Share

Bab 2 - Bad boy?

Aku menatap Mama tak percaya kala mendengar perkataan Om Harun. Sementara Mama hanya tersenyum sambil matanya terus memandangi Om Harun.

“Pa! Kenapa Papa ngerencanain ini tanpa diskusi dulu sama Zayn, Daffa, Carel dan Edgar!” teriak pria yang paling tua.

Hal itu membuat aku dan Mama terkesiap karena mendengar suara keras pria yang berwajah mirip seperti CEO di novel yang selalu kubayangkan.

“Zayn! Pelankan suaramu! Percuma Papa diskusi dulu sama kalian, kalian pasti akan menentang itu.

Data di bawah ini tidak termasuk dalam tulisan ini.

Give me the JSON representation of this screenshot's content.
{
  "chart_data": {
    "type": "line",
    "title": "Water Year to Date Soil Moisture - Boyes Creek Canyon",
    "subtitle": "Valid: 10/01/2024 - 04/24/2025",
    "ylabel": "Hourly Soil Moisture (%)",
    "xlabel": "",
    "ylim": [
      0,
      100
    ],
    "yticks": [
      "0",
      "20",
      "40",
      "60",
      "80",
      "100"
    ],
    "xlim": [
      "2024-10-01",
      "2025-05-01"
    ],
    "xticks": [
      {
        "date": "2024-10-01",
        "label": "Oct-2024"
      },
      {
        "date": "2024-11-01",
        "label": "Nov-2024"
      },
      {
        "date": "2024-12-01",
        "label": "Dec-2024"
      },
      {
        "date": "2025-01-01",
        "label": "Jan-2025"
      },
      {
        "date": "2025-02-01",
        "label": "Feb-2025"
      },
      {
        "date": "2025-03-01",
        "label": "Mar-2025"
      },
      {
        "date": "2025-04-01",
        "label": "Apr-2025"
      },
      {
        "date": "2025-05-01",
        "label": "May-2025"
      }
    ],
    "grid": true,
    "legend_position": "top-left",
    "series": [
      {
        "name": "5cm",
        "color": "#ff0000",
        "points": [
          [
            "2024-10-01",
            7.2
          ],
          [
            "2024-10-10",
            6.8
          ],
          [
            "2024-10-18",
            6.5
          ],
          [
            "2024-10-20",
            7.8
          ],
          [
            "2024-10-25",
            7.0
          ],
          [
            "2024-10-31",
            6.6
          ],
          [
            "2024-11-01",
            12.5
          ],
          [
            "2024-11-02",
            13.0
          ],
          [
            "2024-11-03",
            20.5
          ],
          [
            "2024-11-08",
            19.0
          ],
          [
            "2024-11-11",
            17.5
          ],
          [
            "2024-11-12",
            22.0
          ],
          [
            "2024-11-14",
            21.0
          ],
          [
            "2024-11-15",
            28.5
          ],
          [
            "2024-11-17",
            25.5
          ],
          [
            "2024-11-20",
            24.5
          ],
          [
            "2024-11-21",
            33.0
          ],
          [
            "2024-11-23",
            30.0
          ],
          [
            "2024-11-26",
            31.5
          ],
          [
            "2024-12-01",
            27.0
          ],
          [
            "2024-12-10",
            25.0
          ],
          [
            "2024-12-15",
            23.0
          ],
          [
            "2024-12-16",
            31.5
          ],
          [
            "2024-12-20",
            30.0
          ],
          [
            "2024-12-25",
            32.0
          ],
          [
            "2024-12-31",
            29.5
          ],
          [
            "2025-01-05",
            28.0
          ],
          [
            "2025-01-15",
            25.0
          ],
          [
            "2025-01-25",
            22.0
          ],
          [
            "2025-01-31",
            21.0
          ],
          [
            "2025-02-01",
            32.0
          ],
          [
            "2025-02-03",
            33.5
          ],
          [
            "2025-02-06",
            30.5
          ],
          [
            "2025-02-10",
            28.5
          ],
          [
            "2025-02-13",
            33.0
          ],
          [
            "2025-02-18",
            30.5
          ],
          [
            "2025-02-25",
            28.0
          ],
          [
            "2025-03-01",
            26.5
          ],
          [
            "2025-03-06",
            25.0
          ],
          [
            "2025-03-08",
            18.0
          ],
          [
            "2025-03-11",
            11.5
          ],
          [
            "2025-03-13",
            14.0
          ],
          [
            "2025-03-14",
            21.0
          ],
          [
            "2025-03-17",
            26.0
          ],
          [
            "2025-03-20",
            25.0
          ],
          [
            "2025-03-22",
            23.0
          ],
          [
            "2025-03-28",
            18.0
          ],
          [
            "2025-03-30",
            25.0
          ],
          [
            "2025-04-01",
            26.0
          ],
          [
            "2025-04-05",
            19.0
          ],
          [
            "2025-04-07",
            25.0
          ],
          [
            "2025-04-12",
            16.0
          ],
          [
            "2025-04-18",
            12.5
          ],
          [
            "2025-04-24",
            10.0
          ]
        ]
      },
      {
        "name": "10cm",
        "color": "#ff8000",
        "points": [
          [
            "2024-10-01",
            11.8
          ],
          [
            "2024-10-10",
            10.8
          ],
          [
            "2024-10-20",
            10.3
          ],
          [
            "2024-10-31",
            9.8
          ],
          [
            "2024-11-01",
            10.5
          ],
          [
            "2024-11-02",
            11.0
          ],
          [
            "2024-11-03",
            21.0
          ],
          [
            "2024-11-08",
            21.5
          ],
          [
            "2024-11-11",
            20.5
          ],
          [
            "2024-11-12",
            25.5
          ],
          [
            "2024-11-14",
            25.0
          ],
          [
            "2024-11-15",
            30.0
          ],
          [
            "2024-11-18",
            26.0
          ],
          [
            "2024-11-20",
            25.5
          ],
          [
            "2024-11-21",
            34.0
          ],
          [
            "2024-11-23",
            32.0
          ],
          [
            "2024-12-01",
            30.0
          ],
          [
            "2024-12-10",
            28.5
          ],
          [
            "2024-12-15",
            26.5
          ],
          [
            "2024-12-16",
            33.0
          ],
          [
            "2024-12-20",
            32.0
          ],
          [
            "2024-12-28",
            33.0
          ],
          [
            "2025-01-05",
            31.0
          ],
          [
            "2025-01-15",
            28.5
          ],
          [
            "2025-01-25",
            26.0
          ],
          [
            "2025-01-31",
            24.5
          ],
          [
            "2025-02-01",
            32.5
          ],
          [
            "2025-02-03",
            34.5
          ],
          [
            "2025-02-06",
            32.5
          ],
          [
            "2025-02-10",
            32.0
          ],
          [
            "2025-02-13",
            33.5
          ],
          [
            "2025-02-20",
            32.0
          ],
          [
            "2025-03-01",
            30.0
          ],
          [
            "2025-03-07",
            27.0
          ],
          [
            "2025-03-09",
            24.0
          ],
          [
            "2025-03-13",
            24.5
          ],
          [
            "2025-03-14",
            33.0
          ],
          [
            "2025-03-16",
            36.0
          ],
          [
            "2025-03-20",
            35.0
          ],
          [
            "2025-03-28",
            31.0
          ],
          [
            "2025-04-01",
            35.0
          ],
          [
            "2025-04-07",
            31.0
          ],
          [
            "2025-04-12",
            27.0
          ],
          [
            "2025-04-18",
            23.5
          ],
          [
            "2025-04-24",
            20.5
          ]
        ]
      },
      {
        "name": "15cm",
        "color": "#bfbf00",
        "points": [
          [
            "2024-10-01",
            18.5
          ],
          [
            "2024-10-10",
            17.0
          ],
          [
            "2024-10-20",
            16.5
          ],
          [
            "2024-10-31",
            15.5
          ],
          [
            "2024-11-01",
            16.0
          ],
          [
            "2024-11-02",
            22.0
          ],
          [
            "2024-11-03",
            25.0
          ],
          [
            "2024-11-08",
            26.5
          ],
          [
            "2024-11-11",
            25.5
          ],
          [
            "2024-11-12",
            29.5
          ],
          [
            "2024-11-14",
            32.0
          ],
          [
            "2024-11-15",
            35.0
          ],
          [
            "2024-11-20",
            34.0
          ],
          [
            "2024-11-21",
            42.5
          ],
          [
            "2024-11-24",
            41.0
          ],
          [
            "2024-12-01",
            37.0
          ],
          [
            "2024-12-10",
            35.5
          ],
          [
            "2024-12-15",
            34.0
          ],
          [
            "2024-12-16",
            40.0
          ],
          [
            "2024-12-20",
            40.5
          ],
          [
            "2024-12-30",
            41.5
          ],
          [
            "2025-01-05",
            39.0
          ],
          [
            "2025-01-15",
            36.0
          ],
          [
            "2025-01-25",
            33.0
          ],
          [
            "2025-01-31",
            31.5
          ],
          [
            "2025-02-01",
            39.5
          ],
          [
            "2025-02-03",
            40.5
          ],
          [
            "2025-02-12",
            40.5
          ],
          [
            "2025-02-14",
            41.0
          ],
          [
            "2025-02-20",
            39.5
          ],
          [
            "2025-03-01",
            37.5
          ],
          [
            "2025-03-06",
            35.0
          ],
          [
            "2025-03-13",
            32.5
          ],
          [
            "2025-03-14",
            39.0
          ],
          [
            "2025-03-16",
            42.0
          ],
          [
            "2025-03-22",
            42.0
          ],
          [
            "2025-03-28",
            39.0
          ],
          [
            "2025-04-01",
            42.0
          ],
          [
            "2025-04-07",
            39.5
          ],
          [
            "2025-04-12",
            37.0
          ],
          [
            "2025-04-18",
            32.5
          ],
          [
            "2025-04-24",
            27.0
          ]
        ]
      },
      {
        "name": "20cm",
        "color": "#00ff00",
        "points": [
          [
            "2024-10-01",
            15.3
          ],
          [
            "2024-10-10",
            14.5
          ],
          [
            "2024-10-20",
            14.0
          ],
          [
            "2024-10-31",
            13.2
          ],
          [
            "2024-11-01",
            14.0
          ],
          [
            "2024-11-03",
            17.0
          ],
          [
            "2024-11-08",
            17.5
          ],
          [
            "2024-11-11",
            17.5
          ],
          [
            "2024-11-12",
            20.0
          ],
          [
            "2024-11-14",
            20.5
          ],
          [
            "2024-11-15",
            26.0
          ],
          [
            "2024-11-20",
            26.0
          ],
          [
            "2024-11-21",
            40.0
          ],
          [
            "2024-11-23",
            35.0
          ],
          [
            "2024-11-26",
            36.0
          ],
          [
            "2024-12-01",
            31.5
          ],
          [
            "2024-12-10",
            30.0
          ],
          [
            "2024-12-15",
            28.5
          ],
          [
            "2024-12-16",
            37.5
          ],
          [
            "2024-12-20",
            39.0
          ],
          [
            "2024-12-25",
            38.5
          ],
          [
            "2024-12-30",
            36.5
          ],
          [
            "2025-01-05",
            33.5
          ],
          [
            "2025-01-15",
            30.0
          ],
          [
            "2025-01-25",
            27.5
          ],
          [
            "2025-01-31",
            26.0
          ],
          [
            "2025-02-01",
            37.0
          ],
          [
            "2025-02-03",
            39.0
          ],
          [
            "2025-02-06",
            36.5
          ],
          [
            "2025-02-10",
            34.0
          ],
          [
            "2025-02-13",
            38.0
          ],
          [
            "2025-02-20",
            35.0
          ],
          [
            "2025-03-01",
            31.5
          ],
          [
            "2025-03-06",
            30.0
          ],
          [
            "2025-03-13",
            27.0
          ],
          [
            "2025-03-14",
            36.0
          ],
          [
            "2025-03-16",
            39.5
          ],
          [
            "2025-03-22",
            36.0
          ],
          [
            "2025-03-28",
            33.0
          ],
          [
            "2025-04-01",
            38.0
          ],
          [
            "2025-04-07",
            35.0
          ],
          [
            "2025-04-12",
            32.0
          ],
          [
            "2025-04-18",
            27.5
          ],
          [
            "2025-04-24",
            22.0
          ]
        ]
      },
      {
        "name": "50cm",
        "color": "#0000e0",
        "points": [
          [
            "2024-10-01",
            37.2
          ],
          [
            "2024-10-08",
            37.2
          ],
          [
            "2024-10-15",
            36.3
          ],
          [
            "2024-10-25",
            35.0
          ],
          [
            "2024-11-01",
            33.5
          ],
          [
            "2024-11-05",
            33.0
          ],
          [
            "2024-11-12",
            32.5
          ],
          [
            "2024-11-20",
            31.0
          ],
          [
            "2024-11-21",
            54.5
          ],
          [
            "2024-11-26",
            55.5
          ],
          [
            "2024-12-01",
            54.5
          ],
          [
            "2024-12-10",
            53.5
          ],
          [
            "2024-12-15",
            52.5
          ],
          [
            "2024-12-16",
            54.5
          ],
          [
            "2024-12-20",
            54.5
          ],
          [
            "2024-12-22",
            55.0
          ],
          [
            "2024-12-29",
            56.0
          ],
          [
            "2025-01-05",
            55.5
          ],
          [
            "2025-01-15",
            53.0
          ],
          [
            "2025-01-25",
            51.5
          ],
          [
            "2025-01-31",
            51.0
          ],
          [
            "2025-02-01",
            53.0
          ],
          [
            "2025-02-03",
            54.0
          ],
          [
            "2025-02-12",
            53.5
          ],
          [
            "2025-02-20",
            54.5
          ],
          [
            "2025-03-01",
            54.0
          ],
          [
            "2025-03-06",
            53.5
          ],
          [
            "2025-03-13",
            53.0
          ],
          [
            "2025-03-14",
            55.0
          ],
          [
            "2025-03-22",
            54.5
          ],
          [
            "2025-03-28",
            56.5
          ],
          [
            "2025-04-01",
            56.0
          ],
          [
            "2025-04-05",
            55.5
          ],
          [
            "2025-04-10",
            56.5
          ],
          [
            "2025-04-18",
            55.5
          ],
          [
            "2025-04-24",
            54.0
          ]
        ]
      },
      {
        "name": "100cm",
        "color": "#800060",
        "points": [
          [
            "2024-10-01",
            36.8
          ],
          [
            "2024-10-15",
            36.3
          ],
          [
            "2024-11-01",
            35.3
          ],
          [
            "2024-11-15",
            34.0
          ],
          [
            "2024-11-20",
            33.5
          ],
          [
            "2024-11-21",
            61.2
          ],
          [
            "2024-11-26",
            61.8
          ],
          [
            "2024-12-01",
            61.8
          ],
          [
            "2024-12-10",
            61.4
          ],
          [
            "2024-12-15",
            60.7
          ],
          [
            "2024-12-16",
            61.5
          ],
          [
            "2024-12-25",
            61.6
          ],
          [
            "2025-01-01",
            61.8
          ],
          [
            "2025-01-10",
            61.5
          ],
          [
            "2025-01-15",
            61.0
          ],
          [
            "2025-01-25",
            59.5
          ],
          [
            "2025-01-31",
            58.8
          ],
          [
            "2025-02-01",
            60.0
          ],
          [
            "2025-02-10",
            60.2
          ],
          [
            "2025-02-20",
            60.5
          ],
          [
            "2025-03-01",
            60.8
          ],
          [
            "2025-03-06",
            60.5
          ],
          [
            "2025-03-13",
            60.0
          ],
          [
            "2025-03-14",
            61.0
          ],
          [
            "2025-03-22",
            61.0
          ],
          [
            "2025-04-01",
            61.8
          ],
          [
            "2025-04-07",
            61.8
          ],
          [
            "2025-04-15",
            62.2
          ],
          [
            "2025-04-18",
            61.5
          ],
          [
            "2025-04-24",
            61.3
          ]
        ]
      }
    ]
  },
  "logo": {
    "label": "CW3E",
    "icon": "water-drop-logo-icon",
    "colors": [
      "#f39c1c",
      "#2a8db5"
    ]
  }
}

Sudah, nanti saja kita bicarakan ini,” sahut om Harun marah.

Pria bernama Zayn itu mendengus kesal dan menaiki tangga ke lantai atas dan meninggalkan kami. Sedangkan kami hanya terdiam tak berani berkata apa-apa.

“Silahkan di makan dulu! Jangan hiraukan Zayn, dia memang seperti itu."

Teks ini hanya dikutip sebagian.